The level of 1.5650/60 was tested twice on the way up. After testing the strength of this level, the price pulled back down and moved to the support at 1.5560/70, which was mentioned as a key level on the way down. However, there the price kicked back and is now at 1.5590/80. The indicators show mixed dynamics: some indicators show a weakening move up. This increases the probability of changing the trend into bearish (which is possible after receiving a confirmation, like the price fall to the level of 1.5560 and consolidation below). Should this happen, the price will soon move back to 1.5400/20. Meanwhile, until the price breaks the key support level, it may resume its rise to the target at 1.5740/50.

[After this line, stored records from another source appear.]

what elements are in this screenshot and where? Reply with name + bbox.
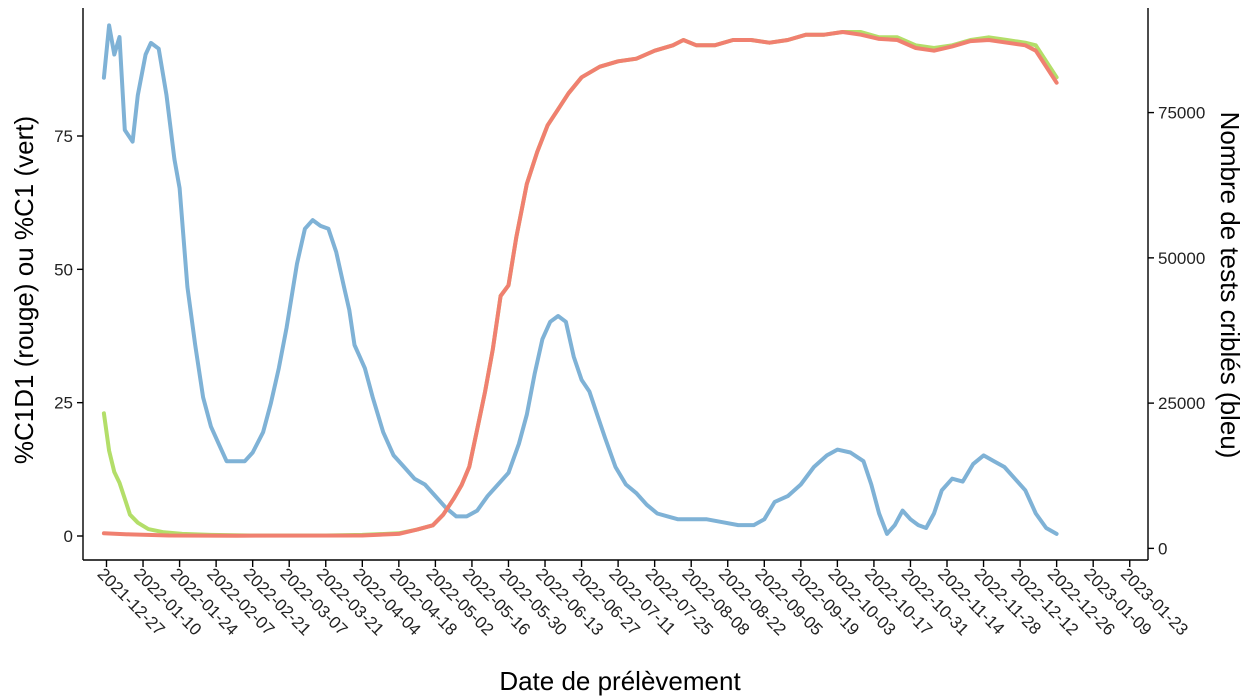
left-y-tick-label: 75 — [54, 127, 73, 146]
x-axis-ticks: 2021-12-272022-01-102022-01-242022-02-07… — [94, 560, 1192, 639]
right-y-tick-label: 0 — [1158, 539, 1167, 558]
left-y-tick-label: 0 — [64, 527, 73, 546]
right-y-tick-label: 50000 — [1158, 249, 1205, 268]
series-line-blue — [101, 23, 1059, 536]
series-line-red — [101, 30, 1059, 538]
right-y-tick-label: 75000 — [1158, 104, 1205, 123]
left-y-axis-ticks: 0 25 50 75 — [54, 127, 83, 546]
plot-area — [101, 23, 1059, 538]
right-y-axis-ticks: 0 25000 50000 75000 — [1148, 104, 1205, 558]
left-y-tick-label: 50 — [54, 260, 73, 279]
x-axis-title: Date de prélèvement — [499, 666, 741, 696]
right-y-axis-title: Nombre de tests criblés (bleu) — [1215, 112, 1245, 459]
left-y-tick-label: 25 — [54, 394, 73, 413]
left-y-axis-title: %C1D1 (rouge) ou %C1 (vert) — [9, 116, 39, 464]
right-y-tick-label: 25000 — [1158, 394, 1205, 413]
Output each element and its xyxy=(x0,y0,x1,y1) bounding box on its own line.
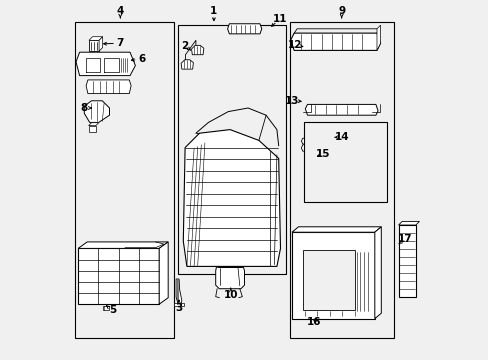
Polygon shape xyxy=(374,227,381,319)
Text: 16: 16 xyxy=(306,317,321,327)
Polygon shape xyxy=(99,37,102,51)
Polygon shape xyxy=(89,40,99,51)
Polygon shape xyxy=(159,242,168,304)
Polygon shape xyxy=(78,248,159,304)
Text: 4: 4 xyxy=(116,6,124,16)
Polygon shape xyxy=(86,80,131,94)
Text: 7: 7 xyxy=(116,38,124,48)
Text: 11: 11 xyxy=(273,14,287,24)
Text: 1: 1 xyxy=(210,6,217,16)
Polygon shape xyxy=(301,145,379,151)
Polygon shape xyxy=(215,267,244,289)
Polygon shape xyxy=(291,227,381,232)
Bar xyxy=(75,22,174,338)
Text: 8: 8 xyxy=(81,103,88,113)
Polygon shape xyxy=(183,130,280,266)
Polygon shape xyxy=(89,37,102,40)
Bar xyxy=(178,25,285,274)
Text: 13: 13 xyxy=(284,96,299,106)
Polygon shape xyxy=(301,138,379,144)
Bar xyxy=(289,22,393,338)
Text: 12: 12 xyxy=(287,40,302,50)
Text: 6: 6 xyxy=(138,54,145,64)
Polygon shape xyxy=(290,33,380,50)
Polygon shape xyxy=(84,101,109,122)
Polygon shape xyxy=(398,221,419,225)
Polygon shape xyxy=(376,25,380,50)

The pair continued its rise, the bulls managed to cross the resistance at 0.9110/20 and now the price is consolidating above this level. The level of 0.9110/20 was already tested as support, resisted, and the pair is now trading at 0.9150/40. The indicators have weakened the bullish priority, but the uptrend still remains dominant, which can be considered as a continued rise, but after further price consolidation in the range of 0.9180/90 -0.9120/10. The next target will be set at the resistance level of 0.9210/20, which will determine further price dynamics: a kickback and continued fall will indicate the downtrend resumption with the target at 0.8810-0.8780/70. However, breaching this level would indicate that a medium-term bullish trend has started.